As difficult as divorce is, this week we’ll talk about something that might be even harder: accepting a new stepfamily. If for nothing else, stories about mixed families in the Bible teach us how situations can escalate from bad to downright horrible when we don’t want them to work. Just look at Isaac and Ishmael (Genesis 21:9, 10) or Joseph and his brothers (Genesis 37:12-36).
I won’t suggest that this transition will be easy, because it probably won’t be. What will make the biggest difference? Your attitude about it.

It’s a likely possibility that you’ll end up caught between a biological parent and a stepparent who may hate and gossip about each other. It will be tempting to think about or even act on what you hear. Since you’re in the unique position of claiming both sides as your family, it’s smarter to be a buffer than a catalyst.

Let your parents vent if they need to, but tell them if their constant gossiping is making you uncomfortable. Don’t accept their opinion of another person because you feel like you have to. You don’t have to take sides, no matter what anyone tells you.

People tend to reflect our emotions back at us, so remember this in your interactions with your stepfamily. Flesh and blood is not what makes parents or families. Our parents are people that God ordained to be our caretakers, our spiritual leaders, and our protectors. Even though they disappoint us at times, God asks us to be patient, loving, and kind (1 Peter 3:7-12; Colossians 3:13).

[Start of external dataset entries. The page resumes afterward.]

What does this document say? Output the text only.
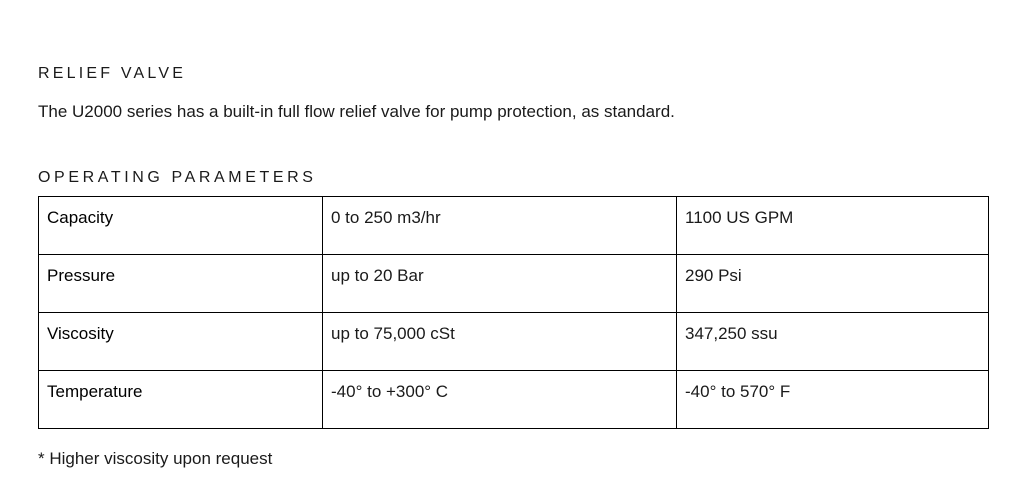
RELIEF VALVE

The U2000 series has a built-in full flow relief valve for pump protection, as standard.

OPERATING PARAMETERS
Capacity	0 to 250 m3/hr	1100 US GPM
Pressure	up to 20 Bar	290 Psi
Viscosity	up to 75,000 cSt	347,250 ssu
Temperature	-40° to +300° C	-40° to 570° F

* Higher viscosity upon request
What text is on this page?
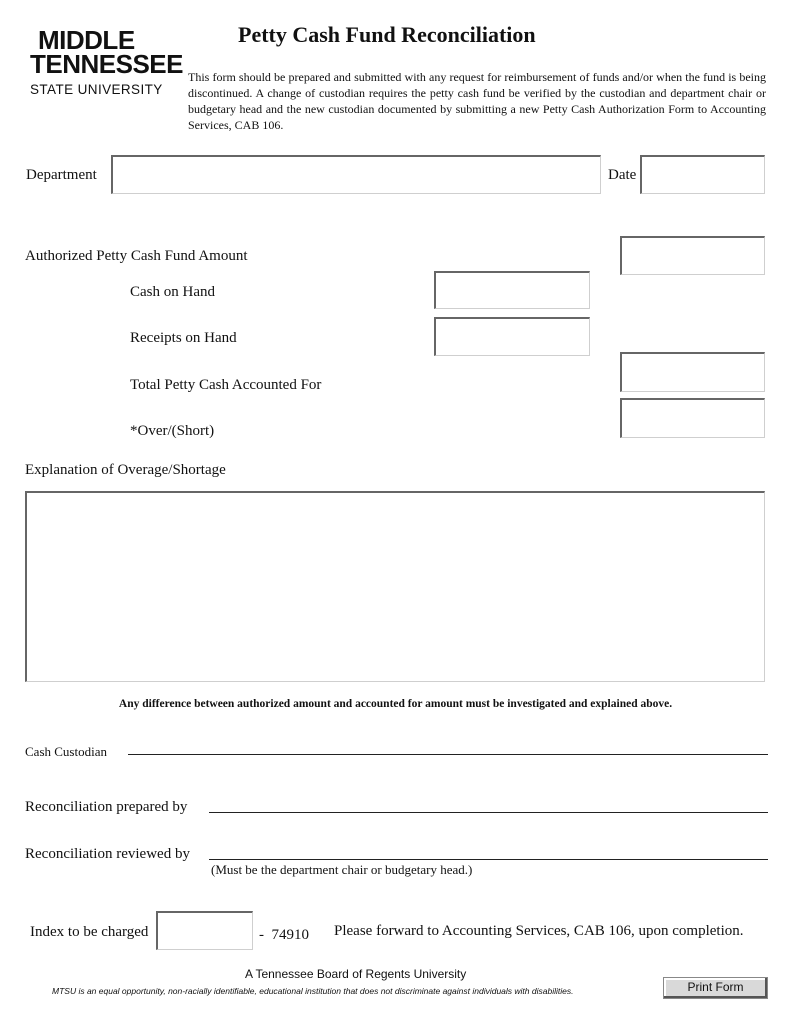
MIDDLE
TENNESSEE
STATE UNIVERSITY
Petty Cash Fund Reconciliation
This form should be prepared and submitted with any request for reimbursement of funds and/or when the fund is being discontinued. A change of custodian requires the petty cash fund be verified by the custodian and department chair or budgetary head and the new custodian documented by submitting a new Petty Cash Authorization Form to Accounting Services, CAB 106.
Department	Date
Authorized Petty Cash Fund Amount
Cash on Hand
Receipts on Hand
Total Petty Cash Accounted For
*Over/(Short)
Explanation of Overage/Shortage
Any difference between authorized amount and accounted for amount must be investigated and explained above.
Cash Custodian
Reconciliation prepared by
Reconciliation reviewed by
(Must be the department chair or budgetary head.)
Index to be charged	-  74910 Please forward to Accounting Services, CAB 106, upon completion.
A Tennessee Board of Regents University
MTSU is an equal opportunity, non-racially identifiable, educational institution that does not discriminate against individuals with disabilities.	Print Form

Talk to your new parents and family members even if you don’t want to, and make an effort to get to know them. Even if you’re resentful or angry, try to find at least one thing you like about them and expand from there.

Scheduling one-on-one time with your new family members (last week we talked about doing this with your other siblings) will also help you control—even refine—your attitude. We all have to get along with people we don’t like at school, work, and church. How much more important it is to get along with our family!

Transitions—especially involving our family unit—are hard for everyone. You’re not the only one feeling unsettled, even though it may feel that way. Things are likely to be this way for a while, but Deuteronomy 32:4 tells us that God is our rock. No matter what else is happening, He will never change (Psalm 90:2, Psalm 102:27).

Jesus is also our perfect Parent, who will never leave or forsake us (Hebrews 13:5). Don’t be afraid to cling to Him, especially when you feel like you can’t cling to your earthly parents.